Квил привалился к каминной полке и скрестил руки на груди.
— Есть один немец по фамилии Хеберден. У себя на родине он главный специалист по мигрени. Я приглашал его в Англию для консилиума с моими врачами. Он сказал, что кровопускание мне противопоказано. Я и сам знаю, что это так. — Квил мрачно усмехнулся. — В прошлом году мне ставили пиявки на голову. Лучшим лекарством Хеберден считает отвар хинной коры — но это тоже не помогло. Кстати, его весьма удивило количество лекарств, которые я уже перепробовал. Валериана, мирра, мускат, камфара, опий, болиголов и даже нюхательные порошки. В Бате один шарлатан мазал меня пеной из болиголова и хвойного бальзама. После этого я благоухал несколько дней, как сосна.
— Хеберден назначал тебе что-то, кроме коры?
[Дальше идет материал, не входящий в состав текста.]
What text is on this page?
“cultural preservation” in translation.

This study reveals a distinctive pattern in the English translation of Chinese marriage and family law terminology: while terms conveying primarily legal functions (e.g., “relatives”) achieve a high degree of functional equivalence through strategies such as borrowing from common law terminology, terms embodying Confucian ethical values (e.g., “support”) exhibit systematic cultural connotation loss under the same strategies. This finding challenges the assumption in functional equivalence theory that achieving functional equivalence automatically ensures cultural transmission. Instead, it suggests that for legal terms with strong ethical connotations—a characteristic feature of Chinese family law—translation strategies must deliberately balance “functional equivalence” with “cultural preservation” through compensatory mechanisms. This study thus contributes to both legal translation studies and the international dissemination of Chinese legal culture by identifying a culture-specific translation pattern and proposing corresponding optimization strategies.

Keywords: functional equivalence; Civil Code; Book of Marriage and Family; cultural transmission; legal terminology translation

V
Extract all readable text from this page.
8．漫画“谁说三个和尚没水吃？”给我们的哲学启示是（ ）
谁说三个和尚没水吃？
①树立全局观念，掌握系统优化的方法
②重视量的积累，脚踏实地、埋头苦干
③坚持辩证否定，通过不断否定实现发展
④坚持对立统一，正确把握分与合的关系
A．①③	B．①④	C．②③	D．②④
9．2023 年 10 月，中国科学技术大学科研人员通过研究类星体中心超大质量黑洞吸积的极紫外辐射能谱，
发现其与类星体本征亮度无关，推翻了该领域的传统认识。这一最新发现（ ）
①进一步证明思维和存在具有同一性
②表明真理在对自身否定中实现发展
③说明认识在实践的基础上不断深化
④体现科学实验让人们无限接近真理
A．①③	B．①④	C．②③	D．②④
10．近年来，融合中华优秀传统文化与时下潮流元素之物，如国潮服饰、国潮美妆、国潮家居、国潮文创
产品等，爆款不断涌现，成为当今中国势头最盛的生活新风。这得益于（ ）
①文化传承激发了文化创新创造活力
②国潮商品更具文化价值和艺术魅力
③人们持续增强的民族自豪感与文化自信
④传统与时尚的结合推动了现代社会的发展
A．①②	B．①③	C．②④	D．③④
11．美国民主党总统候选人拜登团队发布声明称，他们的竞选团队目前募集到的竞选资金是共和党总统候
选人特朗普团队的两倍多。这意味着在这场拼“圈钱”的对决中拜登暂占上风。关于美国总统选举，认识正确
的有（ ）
— Он советовал во время приступа приклеивать пластырь за ушами, — иронически хмыкнул Квил. — Об эффективности можно судить по отсутствию пузырей на коже. Позже он склонял меня к опию, но мне никогда не нравилась эта идея. Я рассудил, что привыкание — неравноценная замена интимной жизни, и решил, что лучше буду жить со своим недугом. В самом деле, последнее лекарство, которое я принимал, только чудом меня не угробило, как мне потом объяснили врачи. Моя мать купила его у какого-то знахаря в Блэкфрайерсе. Я две недели пролежал в горячке, но от мигрени так и не избавился.
Габби подумала о письме Судхакару, но промолчала, вспомнив, с каким нездоровым упрямством Квил отверг ее предложение.
— С тех пор я поклялся больше не принимать никаких лекарств. — Квил осторожно прокашлялся. — Я отдаю себе отчет, что посягаю на твое счастье, Габби. С моими дефектами мне, вероятно, не следовало жениться на тебе.
— Ты попал в точку, Квил.
У него екнуло сердце, и его сарказм сразу куда-то исчез, а лицо застыло и побледнело. Разумеется, Габби права. У нее есть все основания для развода.
— Но ты все же женился на мне, — продолжала она. — И теперь эта проблема — наша, а не только твоя.
— Я не приемлю твоего умозаключения, — произнес Квил с убийственной вежливостью. — Уверяю тебя, мне не требуется твое присутствие во время этих эпизодов. Я не посмею обременять тебя своей немощью.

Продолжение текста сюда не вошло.